The ICO Bubble
Josh Nussbaum

I’ve read the white papers on the Blockstack website, and I do not see any analysis on how the fork of consensus hashes is incentivized to converge. I am not referring to a fork in the underlying blockchain where the virtualchain consensus hashes are stored, but a disagreement between application nodes in the virtualchain as to which consensus hash is the valid total order. I have done quite a bit of research on blockchain consensus algorithms for my own project in development (Bitnet) and I am thinking that the virtualchain concept can not be guaranteed to converge to consensus without centralization of the application nodes who decide. Is there some PBFT protocol involved?

Since you claim you have invested in Blockstack, I presume you must be aware of this issue and can give me an answer? (Otherwise, you seriously should not be investing in technology you do not adequately understand.)

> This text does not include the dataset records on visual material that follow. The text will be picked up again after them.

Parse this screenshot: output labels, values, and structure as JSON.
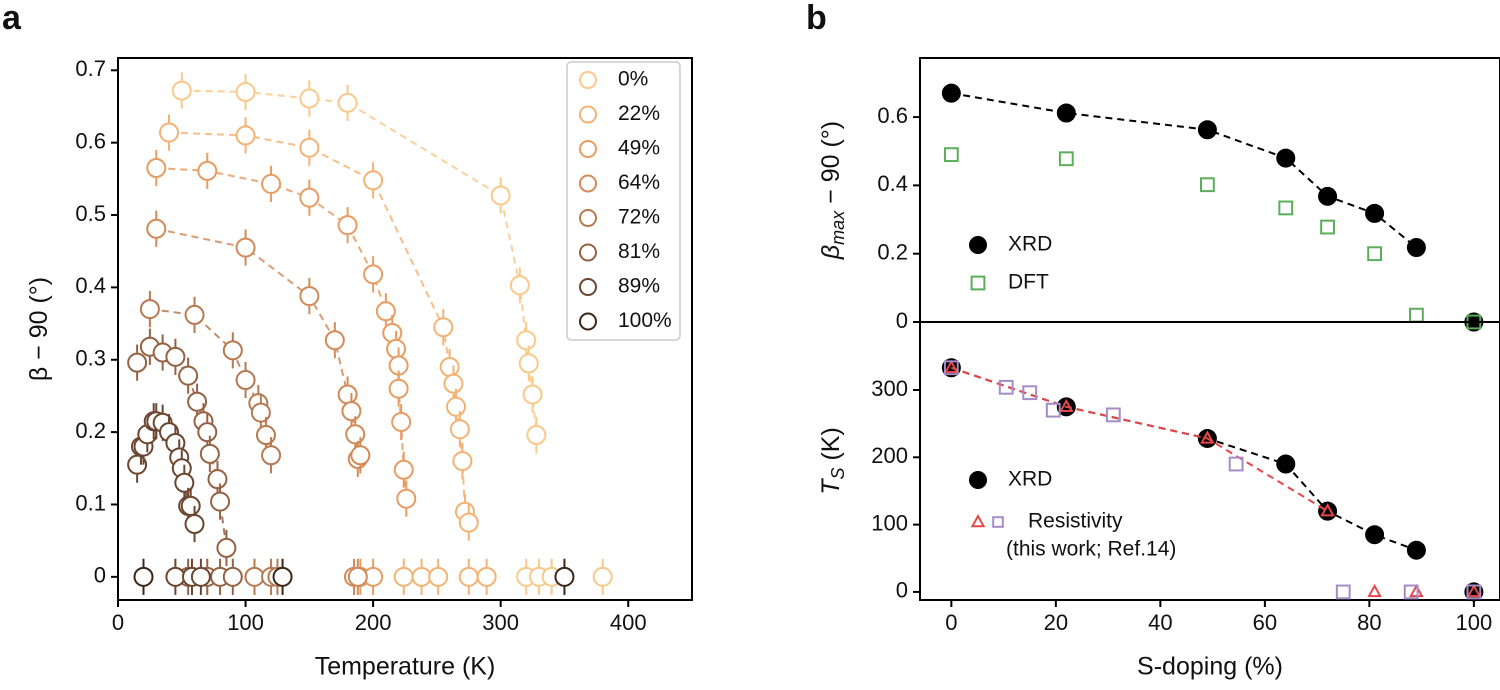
{
  "chart_data": [
    {
      "type": "scatter",
      "panel_label": "a",
      "xlabel": "Temperature (K)",
      "ylabel": "β − 90 (°)",
      "xlim": [
        0,
        450
      ],
      "ylim": [
        -0.032,
        0.717
      ],
      "xticks": [
        0,
        100,
        200,
        300,
        400
      ],
      "yticks": [
        0.0,
        {
          "value": 0.1,
          "label": "0.1"
        },
        {
          "value": 0.2,
          "label": "0.2"
        },
        {
          "value": 0.3,
          "label": "0.3"
        },
        {
          "value": 0.4,
          "label": "0.4"
        },
        {
          "value": 0.5,
          "label": "0.5"
        },
        {
          "value": 0.6,
          "label": "0.6"
        },
        {
          "value": 0.7,
          "label": "0.7"
        }
      ],
      "legend": "upper right",
      "series": [
        {
          "name": "0%",
          "color": "#f9c98a",
          "marker": "circle",
          "fill": "#ffffff",
          "line": "dashed",
          "yerr": 0.025,
          "x": [
            50,
            100,
            150,
            180,
            300,
            315,
            320,
            322,
            325,
            328,
            320,
            330,
            340,
            380
          ],
          "values": [
            0.672,
            0.67,
            0.661,
            0.655,
            0.527,
            0.403,
            0.327,
            0.295,
            0.252,
            0.196,
            0,
            0,
            0,
            0
          ]
        },
        {
          "name": "22%",
          "color": "#f4b274",
          "marker": "circle",
          "fill": "#ffffff",
          "line": "dashed",
          "yerr": 0.025,
          "x": [
            40,
            100,
            150,
            200,
            255,
            260,
            263,
            265,
            268,
            270,
            272,
            275,
            224,
            238,
            251,
            275,
            289
          ],
          "values": [
            0.614,
            0.61,
            0.593,
            0.548,
            0.345,
            0.29,
            0.267,
            0.235,
            0.204,
            0.16,
            0.09,
            0.075,
            0,
            0,
            0,
            0,
            0
          ]
        },
        {
          "name": "49%",
          "color": "#e89c62",
          "marker": "circle",
          "fill": "#ffffff",
          "line": "dashed",
          "yerr": 0.025,
          "x": [
            30,
            70,
            120,
            150,
            180,
            200,
            210,
            215,
            218,
            220,
            220,
            222,
            224,
            226,
            190,
            200
          ],
          "values": [
            0.565,
            0.561,
            0.543,
            0.524,
            0.486,
            0.418,
            0.367,
            0.337,
            0.315,
            0.292,
            0.26,
            0.214,
            0.148,
            0.108,
            0,
            0
          ]
        },
        {
          "name": "64%",
          "color": "#d18a58",
          "marker": "circle",
          "fill": "#ffffff",
          "line": "dashed",
          "yerr": 0.025,
          "x": [
            30,
            100,
            150,
            170,
            180,
            183,
            186,
            188,
            190,
            185,
            188
          ],
          "values": [
            0.481,
            0.455,
            0.388,
            0.327,
            0.252,
            0.229,
            0.197,
            0.163,
            0.168,
            0,
            0
          ]
        },
        {
          "name": "72%",
          "color": "#b77a50",
          "marker": "circle",
          "fill": "#ffffff",
          "line": "dashed",
          "yerr": 0.025,
          "x": [
            25,
            60,
            90,
            100,
            110,
            112,
            116,
            120,
            107,
            120,
            125
          ],
          "values": [
            0.37,
            0.362,
            0.313,
            0.272,
            0.24,
            0.227,
            0.196,
            0.168,
            0,
            0,
            0
          ]
        },
        {
          "name": "81%",
          "color": "#956244",
          "marker": "circle",
          "fill": "#ffffff",
          "line": "dashed",
          "yerr": 0.025,
          "x": [
            15,
            25,
            35,
            45,
            55,
            62,
            67,
            70,
            72,
            78,
            80,
            85,
            55,
            70,
            80,
            90
          ],
          "values": [
            0.296,
            0.318,
            0.31,
            0.304,
            0.278,
            0.242,
            0.215,
            0.2,
            0.17,
            0.135,
            0.104,
            0.04,
            0,
            0,
            0,
            0
          ]
        },
        {
          "name": "89%",
          "color": "#6b4630",
          "marker": "circle",
          "fill": "#ffffff",
          "line": "dashed",
          "yerr": 0.025,
          "x": [
            15,
            18,
            20,
            23,
            28,
            30,
            35,
            40,
            45,
            48,
            50,
            52,
            55,
            57,
            60,
            45,
            58,
            65
          ],
          "values": [
            0.155,
            0.18,
            0.18,
            0.197,
            0.215,
            0.215,
            0.213,
            0.2,
            0.185,
            0.165,
            0.15,
            0.13,
            0.098,
            0.098,
            0.073,
            0,
            0,
            0
          ]
        },
        {
          "name": "100%",
          "color": "#3a271a",
          "marker": "circle",
          "fill": "#ffffff",
          "yerr": 0.025,
          "x": [
            20,
            129,
            350
          ],
          "values": [
            0,
            0,
            0
          ]
        }
      ]
    },
    {
      "type": "scatter",
      "panel_label": "b",
      "ylabel": "β",
      "ylabel_sub": "max",
      "ylabel_tail": " − 90 (°)",
      "xlim": [
        -6,
        105
      ],
      "ylim": [
        0,
        0.773
      ],
      "yticks": [
        0.0,
        {
          "value": 0.2,
          "label": "0.2"
        },
        {
          "value": 0.4,
          "label": "0.4"
        },
        {
          "value": 0.6,
          "label": "0.6"
        }
      ],
      "series": [
        {
          "name": "XRD",
          "color": "#000000",
          "marker": "circle",
          "fill": "#000000",
          "line": "dashed",
          "x": [
            0,
            22,
            49,
            64,
            72,
            81,
            89,
            100
          ],
          "values": [
            0.67,
            0.612,
            0.563,
            0.48,
            0.368,
            0.318,
            0.218,
            0
          ]
        },
        {
          "name": "DFT",
          "color": "#5aae5a",
          "marker": "square",
          "fill": "none",
          "x": [
            0,
            22,
            49,
            64,
            72,
            81,
            89,
            100
          ],
          "values": [
            0.49,
            0.478,
            0.402,
            0.334,
            0.278,
            0.2,
            0.02,
            0
          ]
        }
      ]
    },
    {
      "type": "scatter",
      "xlabel": "S-doping (%)",
      "ylabel": "T",
      "ylabel_sub": "S",
      "ylabel_tail": " (K)",
      "xlim": [
        -6,
        105
      ],
      "ylim": [
        -12,
        401
      ],
      "xticks": [
        0,
        20,
        40,
        60,
        80,
        100
      ],
      "yticks": [
        0,
        100,
        200,
        300
      ],
      "legend_note": "(this work; Ref.14)",
      "series": [
        {
          "name": "XRD",
          "color": "#000000",
          "marker": "circle",
          "fill": "#000000",
          "line": "dashed",
          "x": [
            0,
            22,
            49,
            64,
            72,
            81,
            89,
            100
          ],
          "values": [
            333,
            275,
            228,
            190,
            120,
            85,
            62,
            0
          ]
        },
        {
          "name": "Resistivity",
          "color": "#e8474a",
          "marker": "triangle",
          "fill": "none",
          "line": "dashed",
          "x": [
            0,
            22,
            49,
            72,
            81,
            89,
            100
          ],
          "values": [
            333,
            275,
            228,
            120,
            0,
            0,
            0
          ]
        },
        {
          "color": "#a58cc8",
          "marker": "square",
          "fill": "none",
          "x": [
            0,
            10.5,
            15,
            19.5,
            31,
            54.5,
            75,
            88,
            100
          ],
          "values": [
            333,
            304,
            296,
            270,
            263,
            190,
            0,
            0,
            0
          ]
        }
      ]
    }
  ]
}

Edit: in other words, the design appears to be incentives incompatible, in that if there is a double-spend of sufficient value, then opposing forks in the virtualchain have a vested interest to not converge on one fork, i.e. they disagree over which of the forks from the double-spend forward is the valid one. It appears that fork*-consistency does not improve liveness and afaics never did BFT algorithms have anything to do with insuring incentives compatibility, i.e. the assumption of no more than f of 2f nodes being dishonest has nothing to do with incentives that would cause nodes to disagree about consensus. Fork consistency depends on honest clients, but double-spending is due to a dishonest client. The no-join property means that the fork consistency is impossible without ideal consistency in the presence of dishonest clients. Additionally even ideal consistency of BFT algorithms says nothing about incentives.